You mentioned earlier that we need to do science differently in what way?

I don't want to be unfair — it's not as if adaptation science isn't being done. I think young researchers in particular have figured out that there's a niche and this is something that's going to grow. Adaptation [research] has to be done one community, one village, one household at a time. And that's one of the difficult things about adaptation: there aren't these big global solutions like [electric car maker] Tesla. Or at least, for the most part it is local. So yes you are seeing it, but the top level the most talked-about research still tends to be on [mitigation].
 
I think one of the [areas] where research isn't being done is in translating adaptation activities to development and policy interventions. To the extent that science is already there, we need to increase it, but then we need to bring it closer to policy. So what does this mean? If you can find better crops that use less water, that is one thing, but then what is the type of policy that makes people who have been doing things one way [over] the last 300 years shift? What is the type of incentives that cities need to prepare for heatwaves? What are the types of policies that will accelerate advances in building technologies?

To turn local research into policy you need to maybe have many examples pointing in the same direction. How do you generalise from the locality?

If you think about development research vs traditional climate research, there is a difference. Traditional climate research has been wonderful — it's been one of the great successes of the last 20-30 years. But its model has been, scientists from all across the world converge, build these large models, put their knowledge together, and understand these large systems — because that was the nature of the problem. I think what we now need to do is learn from development research, because [it] has always been about the more local. [It] knows a few things about how to take those local results and start packaging them into national and regional policies.

The other thing is, in mitigation research our goal was always to move global policy. It is only now that we've started talking about cities etc. In adaptation we have to focus on national, local, regional policy from the beginning. Because you won't get a global agreement on adaptation that works for the fisherfolk in the Sundurband in Bangladesh and the villager in the Thar desert in Pakistan.

Do you see scope for the IPCC to champion this?

The fact is the IPCC (the Intergovernmental Panel on Climate Change) was ahead of the curve in at least talking about adaptation. The role it [now] has to play is, in its adaptation report, to start consolidating adaptation science differently.

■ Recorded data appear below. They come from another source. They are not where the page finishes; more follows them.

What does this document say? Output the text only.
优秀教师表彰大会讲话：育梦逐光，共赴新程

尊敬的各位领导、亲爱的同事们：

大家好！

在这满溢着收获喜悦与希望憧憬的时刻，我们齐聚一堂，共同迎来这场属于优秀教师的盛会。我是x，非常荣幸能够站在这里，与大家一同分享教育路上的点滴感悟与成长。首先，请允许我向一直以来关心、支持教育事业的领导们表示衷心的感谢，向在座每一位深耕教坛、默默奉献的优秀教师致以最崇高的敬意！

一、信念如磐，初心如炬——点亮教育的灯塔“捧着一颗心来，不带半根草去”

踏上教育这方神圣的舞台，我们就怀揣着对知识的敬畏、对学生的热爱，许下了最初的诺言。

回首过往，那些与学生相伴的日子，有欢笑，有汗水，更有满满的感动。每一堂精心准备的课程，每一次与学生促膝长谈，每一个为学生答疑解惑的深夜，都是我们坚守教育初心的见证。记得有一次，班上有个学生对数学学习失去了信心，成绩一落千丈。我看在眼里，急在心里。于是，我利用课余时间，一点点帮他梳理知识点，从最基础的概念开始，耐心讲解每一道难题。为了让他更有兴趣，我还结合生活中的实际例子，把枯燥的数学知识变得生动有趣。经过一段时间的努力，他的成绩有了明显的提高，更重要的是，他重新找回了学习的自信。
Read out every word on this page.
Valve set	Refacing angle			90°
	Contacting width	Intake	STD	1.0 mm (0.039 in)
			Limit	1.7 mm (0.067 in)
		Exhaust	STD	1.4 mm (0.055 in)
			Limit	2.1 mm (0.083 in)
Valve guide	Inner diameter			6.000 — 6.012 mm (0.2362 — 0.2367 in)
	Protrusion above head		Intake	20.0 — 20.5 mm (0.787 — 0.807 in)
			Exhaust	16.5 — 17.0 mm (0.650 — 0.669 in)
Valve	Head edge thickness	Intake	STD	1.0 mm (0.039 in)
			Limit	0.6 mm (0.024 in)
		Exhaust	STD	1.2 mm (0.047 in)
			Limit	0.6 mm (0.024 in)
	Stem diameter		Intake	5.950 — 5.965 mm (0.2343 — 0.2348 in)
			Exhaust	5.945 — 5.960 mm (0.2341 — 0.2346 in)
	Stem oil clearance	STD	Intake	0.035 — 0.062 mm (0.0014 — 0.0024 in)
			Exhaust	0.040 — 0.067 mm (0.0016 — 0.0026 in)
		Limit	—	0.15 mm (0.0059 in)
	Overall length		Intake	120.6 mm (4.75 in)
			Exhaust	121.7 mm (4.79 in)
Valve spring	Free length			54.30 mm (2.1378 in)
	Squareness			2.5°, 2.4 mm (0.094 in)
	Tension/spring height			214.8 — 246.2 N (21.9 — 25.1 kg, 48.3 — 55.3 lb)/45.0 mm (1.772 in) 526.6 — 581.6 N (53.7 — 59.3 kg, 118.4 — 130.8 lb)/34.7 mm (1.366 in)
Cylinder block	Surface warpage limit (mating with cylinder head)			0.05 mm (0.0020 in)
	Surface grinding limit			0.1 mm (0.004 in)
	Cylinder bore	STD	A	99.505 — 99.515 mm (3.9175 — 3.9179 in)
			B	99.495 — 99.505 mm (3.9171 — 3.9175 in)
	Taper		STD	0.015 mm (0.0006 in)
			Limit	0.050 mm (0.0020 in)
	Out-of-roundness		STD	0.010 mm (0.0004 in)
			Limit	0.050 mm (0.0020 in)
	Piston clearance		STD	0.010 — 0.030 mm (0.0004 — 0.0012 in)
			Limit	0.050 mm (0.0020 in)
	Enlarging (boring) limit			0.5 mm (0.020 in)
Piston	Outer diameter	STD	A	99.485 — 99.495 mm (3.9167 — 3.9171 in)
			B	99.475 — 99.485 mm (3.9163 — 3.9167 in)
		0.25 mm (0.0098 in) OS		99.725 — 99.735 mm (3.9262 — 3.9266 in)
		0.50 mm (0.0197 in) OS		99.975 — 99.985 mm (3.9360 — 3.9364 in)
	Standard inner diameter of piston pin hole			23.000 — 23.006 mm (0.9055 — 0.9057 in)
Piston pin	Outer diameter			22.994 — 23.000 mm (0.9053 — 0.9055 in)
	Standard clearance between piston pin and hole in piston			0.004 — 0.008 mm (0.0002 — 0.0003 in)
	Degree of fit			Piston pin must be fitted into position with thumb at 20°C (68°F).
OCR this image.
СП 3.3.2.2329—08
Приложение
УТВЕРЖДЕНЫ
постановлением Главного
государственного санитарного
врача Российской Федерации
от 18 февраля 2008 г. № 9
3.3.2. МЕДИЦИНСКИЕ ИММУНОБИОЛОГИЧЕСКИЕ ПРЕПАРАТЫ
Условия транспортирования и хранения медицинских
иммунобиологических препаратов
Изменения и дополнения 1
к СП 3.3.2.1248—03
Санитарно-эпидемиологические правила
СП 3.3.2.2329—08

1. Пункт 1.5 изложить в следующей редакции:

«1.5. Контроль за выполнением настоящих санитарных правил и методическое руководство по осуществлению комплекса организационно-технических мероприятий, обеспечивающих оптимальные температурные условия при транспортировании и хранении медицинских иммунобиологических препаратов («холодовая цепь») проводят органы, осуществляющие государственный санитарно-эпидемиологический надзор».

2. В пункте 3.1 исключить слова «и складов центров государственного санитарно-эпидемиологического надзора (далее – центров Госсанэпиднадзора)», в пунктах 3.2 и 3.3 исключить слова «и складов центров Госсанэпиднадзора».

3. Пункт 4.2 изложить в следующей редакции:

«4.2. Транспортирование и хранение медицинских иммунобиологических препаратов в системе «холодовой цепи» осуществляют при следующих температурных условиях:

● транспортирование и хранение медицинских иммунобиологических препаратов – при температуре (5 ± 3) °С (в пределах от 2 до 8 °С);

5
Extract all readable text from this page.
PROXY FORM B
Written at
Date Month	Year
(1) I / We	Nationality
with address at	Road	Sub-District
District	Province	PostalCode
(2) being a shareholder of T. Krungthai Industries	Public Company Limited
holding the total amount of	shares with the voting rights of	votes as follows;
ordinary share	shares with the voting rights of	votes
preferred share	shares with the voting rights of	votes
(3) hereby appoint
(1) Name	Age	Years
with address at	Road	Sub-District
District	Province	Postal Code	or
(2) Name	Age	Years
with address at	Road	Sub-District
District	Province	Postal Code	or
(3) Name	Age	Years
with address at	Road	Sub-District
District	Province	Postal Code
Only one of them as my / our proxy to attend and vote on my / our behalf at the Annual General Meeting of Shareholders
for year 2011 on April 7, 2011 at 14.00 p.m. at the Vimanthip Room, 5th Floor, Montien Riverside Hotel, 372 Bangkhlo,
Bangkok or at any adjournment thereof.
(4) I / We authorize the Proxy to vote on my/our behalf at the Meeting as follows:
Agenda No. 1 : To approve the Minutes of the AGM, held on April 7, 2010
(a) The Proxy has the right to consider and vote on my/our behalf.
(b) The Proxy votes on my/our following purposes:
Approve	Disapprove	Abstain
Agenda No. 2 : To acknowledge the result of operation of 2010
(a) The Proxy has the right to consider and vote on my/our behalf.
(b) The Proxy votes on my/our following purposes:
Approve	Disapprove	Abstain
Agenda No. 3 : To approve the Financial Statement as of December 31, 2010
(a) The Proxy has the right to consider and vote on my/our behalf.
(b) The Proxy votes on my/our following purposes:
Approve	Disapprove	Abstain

Because again, as a global process, it is stuck in starting from the global and maybe getting down to regional and, because of the political hurdles, being very shy of even talking national. And maybe then it gives examples at the local. What I would like [the IPCC] to do is to put its minds together to excite potential on adaptation — both for its dangers, and for its potential. Because I think that's how you will excite people. I think that's what happened with mitigation.
 
This Q&A was edited for brevity and clarity.

This article was produced by SciDev.net's Global edition.